Statistics for Action
With the goal of helping communities understand environmental contamination, this group offers good tips on making statistics understandable as well as other resources such as a magazine about community environmental activism. Though their focus is not on climate change per se, their materials (many in both Spanish and English) might be useful for climate justice actions.

Energy Action Coalition
This campus-centered "coalition of 30 youth-led social and environmental justice organizations work[s] together to build the youth clean energy and climate movement," with activities that include organizing Power Shift gatherings.
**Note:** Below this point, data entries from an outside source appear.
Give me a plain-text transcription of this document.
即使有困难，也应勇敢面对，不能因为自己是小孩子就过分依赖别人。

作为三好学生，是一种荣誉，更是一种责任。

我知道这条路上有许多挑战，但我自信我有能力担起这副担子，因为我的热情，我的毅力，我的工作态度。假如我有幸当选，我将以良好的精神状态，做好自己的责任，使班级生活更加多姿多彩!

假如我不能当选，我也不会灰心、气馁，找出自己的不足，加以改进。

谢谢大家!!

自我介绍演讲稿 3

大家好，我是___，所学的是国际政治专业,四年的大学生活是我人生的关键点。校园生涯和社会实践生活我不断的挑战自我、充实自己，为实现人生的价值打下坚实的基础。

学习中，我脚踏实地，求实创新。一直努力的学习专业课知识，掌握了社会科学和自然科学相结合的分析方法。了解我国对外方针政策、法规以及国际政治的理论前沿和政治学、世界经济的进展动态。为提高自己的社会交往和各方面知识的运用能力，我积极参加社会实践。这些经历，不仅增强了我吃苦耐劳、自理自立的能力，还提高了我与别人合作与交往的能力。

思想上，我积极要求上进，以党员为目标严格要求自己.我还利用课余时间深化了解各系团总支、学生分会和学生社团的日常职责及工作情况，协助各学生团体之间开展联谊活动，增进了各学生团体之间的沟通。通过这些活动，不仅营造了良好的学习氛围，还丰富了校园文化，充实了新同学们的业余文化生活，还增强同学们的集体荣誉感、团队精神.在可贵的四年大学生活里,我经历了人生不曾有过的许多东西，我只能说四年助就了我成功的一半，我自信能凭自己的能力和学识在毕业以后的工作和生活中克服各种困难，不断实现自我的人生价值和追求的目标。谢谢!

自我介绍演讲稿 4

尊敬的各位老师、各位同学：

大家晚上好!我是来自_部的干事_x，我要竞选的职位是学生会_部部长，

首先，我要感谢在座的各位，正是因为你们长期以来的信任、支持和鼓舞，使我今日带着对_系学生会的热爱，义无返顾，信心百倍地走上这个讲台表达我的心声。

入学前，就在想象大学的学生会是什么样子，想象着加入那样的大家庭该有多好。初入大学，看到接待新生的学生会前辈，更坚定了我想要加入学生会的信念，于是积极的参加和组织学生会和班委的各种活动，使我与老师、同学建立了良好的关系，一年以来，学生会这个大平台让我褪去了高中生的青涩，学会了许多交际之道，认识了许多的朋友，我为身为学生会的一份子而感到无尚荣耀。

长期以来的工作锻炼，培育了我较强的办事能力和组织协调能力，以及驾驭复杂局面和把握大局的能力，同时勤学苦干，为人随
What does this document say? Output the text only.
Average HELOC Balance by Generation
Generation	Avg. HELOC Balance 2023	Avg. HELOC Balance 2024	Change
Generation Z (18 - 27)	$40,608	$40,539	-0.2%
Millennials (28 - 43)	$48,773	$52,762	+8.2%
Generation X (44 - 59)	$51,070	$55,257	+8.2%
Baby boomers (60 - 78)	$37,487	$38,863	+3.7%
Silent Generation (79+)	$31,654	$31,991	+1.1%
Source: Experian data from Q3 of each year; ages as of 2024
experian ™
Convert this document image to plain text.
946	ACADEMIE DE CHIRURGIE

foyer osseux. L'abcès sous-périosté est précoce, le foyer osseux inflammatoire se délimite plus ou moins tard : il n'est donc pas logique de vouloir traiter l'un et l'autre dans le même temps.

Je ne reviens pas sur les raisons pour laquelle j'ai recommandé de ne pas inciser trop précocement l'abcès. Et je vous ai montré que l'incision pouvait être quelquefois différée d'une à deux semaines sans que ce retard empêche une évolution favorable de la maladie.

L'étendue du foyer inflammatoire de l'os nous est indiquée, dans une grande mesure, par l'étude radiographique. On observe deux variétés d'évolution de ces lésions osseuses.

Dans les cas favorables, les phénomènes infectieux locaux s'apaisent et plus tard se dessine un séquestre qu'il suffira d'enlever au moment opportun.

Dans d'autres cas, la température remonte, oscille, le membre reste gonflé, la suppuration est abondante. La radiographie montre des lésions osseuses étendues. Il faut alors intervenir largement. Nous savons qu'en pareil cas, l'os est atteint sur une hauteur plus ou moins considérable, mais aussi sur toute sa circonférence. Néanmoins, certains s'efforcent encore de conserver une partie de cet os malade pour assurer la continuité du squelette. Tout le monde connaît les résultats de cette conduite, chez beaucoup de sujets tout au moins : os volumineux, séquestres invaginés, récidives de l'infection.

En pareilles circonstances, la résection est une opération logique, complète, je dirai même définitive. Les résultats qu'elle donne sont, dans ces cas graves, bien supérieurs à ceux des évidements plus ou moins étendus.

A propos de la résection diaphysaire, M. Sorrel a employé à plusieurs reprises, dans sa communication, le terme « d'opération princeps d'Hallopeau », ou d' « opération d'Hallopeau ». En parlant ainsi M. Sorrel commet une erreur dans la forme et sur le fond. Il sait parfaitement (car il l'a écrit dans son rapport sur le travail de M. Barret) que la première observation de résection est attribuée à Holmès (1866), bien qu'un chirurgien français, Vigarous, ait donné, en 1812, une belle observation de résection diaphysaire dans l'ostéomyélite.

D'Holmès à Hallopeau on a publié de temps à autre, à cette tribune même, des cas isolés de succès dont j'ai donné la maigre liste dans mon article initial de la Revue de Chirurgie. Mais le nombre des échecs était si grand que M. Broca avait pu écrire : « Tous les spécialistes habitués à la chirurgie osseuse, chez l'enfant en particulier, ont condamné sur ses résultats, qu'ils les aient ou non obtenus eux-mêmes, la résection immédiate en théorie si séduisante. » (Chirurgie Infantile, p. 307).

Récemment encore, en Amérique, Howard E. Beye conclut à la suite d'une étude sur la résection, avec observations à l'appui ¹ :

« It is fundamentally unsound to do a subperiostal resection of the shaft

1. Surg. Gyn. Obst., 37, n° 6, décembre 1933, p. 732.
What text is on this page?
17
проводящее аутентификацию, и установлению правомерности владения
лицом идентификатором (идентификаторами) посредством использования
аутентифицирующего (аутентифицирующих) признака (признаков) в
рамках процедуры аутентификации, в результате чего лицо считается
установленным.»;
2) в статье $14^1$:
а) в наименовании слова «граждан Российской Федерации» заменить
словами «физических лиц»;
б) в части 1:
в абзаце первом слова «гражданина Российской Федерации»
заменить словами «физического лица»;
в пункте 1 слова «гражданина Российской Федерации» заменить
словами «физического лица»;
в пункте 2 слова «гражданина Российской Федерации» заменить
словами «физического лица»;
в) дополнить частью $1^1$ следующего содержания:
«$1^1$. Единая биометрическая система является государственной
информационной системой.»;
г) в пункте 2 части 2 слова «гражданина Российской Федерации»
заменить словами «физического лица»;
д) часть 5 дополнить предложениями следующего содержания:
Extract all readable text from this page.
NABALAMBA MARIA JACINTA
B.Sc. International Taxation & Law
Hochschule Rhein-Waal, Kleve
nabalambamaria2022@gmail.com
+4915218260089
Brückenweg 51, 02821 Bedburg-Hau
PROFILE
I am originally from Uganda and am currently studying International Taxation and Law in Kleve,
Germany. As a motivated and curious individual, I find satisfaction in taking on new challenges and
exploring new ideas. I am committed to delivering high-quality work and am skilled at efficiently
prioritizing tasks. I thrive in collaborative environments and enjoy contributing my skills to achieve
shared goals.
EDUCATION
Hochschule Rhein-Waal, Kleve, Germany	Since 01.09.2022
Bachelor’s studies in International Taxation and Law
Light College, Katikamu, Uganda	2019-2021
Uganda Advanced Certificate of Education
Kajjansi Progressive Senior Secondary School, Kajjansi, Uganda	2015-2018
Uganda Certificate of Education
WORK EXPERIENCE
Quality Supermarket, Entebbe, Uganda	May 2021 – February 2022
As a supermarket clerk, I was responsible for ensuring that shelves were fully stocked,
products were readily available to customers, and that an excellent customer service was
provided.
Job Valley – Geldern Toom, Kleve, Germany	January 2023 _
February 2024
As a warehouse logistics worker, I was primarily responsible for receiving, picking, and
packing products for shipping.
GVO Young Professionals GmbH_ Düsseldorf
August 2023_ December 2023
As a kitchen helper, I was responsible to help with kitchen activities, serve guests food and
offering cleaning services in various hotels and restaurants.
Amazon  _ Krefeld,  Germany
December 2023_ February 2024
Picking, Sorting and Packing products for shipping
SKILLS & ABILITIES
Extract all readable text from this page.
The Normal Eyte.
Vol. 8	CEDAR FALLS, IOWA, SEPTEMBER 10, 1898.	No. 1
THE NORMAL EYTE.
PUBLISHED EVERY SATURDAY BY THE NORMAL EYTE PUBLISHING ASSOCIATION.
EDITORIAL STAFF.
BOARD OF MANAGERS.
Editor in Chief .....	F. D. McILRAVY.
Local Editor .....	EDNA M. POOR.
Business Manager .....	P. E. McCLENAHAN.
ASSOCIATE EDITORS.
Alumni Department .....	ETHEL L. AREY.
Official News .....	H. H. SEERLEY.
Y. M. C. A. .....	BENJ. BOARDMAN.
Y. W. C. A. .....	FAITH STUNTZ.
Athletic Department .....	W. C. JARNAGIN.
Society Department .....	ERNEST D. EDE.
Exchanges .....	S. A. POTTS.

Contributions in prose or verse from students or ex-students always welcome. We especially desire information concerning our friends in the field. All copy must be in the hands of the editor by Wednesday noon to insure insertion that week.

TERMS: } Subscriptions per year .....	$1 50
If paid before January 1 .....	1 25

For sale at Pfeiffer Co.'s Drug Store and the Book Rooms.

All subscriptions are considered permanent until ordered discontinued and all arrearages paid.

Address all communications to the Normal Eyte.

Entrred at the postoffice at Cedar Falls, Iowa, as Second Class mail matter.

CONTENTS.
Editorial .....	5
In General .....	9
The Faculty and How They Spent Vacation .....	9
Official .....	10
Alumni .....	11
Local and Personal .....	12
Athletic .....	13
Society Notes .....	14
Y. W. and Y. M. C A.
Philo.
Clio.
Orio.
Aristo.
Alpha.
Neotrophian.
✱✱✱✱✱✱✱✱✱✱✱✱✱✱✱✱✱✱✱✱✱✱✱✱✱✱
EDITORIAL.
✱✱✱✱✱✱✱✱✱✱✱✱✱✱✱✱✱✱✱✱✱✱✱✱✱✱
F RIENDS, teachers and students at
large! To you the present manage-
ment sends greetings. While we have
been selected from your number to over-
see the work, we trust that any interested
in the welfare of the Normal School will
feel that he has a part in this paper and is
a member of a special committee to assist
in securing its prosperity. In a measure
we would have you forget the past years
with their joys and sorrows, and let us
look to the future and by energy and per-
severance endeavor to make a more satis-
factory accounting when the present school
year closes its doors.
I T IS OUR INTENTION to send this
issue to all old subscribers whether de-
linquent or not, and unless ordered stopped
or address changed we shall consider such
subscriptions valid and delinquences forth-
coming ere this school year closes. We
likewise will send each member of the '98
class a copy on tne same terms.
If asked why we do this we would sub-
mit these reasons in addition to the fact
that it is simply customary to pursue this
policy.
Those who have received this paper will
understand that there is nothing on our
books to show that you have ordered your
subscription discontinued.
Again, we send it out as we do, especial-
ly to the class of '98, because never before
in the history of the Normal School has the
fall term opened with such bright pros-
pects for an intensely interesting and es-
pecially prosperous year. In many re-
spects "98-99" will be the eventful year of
Moms Clean Air Force and Mothers Out Front: Mobilizing for a Livable Climate
The first is a grassroots activist and blogging site for (and by) parents who want cleaner air for their children"‒with lots of attention to climate change. The second is a "movement of mothers, grandmothers and caregivers who use their collective energy and voice to convince elected officials and business leaders to push for a swift and complete transition away from fossil fuels, to clean energy"; operating "through house parties held in living rooms, church basements and community centers," to share personal stories, learn about climate change, develop volunteer leaders, and help organize teams of active mothers. Ecodads.org is a related group for fathers, based in California. Those old enough to be grandparents might consider the value of their accumulated experiences and knowledge, their seasoned hearts and brains, and their available time and passion‒and then join Elders Climate Action.

Meat Eater's Guide
Environmental Working Group, 2011
Carefully researched "lifecycle assessments of 20 types of popular meat, fish, dairy and vegetable proteins to determine their full "cradle-to-grave" carbon footprints." The "At-a-Glance" document is the place to start, but there is lots more here as well, including a very detailed full report and many other resources for those who want to eat with the planet's health in mind.


TEACH
resources
The Climate Mitigation Gap: Education and Government Recommendations Miss the Most Effective Individual Actions
Seth Wynes and Kimberly A. Nicholas, Environmental Research Letters, July 2017
This academic paper, while not especially reader friendly, is an interesting attempt to compare the effectiveness of various ways individuals might lower their own carbon footprints. Some of the results are surprising, and they are all useful to know about. For a quick, readable summary of this paper, see this July 2017 piece by Eric Holthaus in Grist.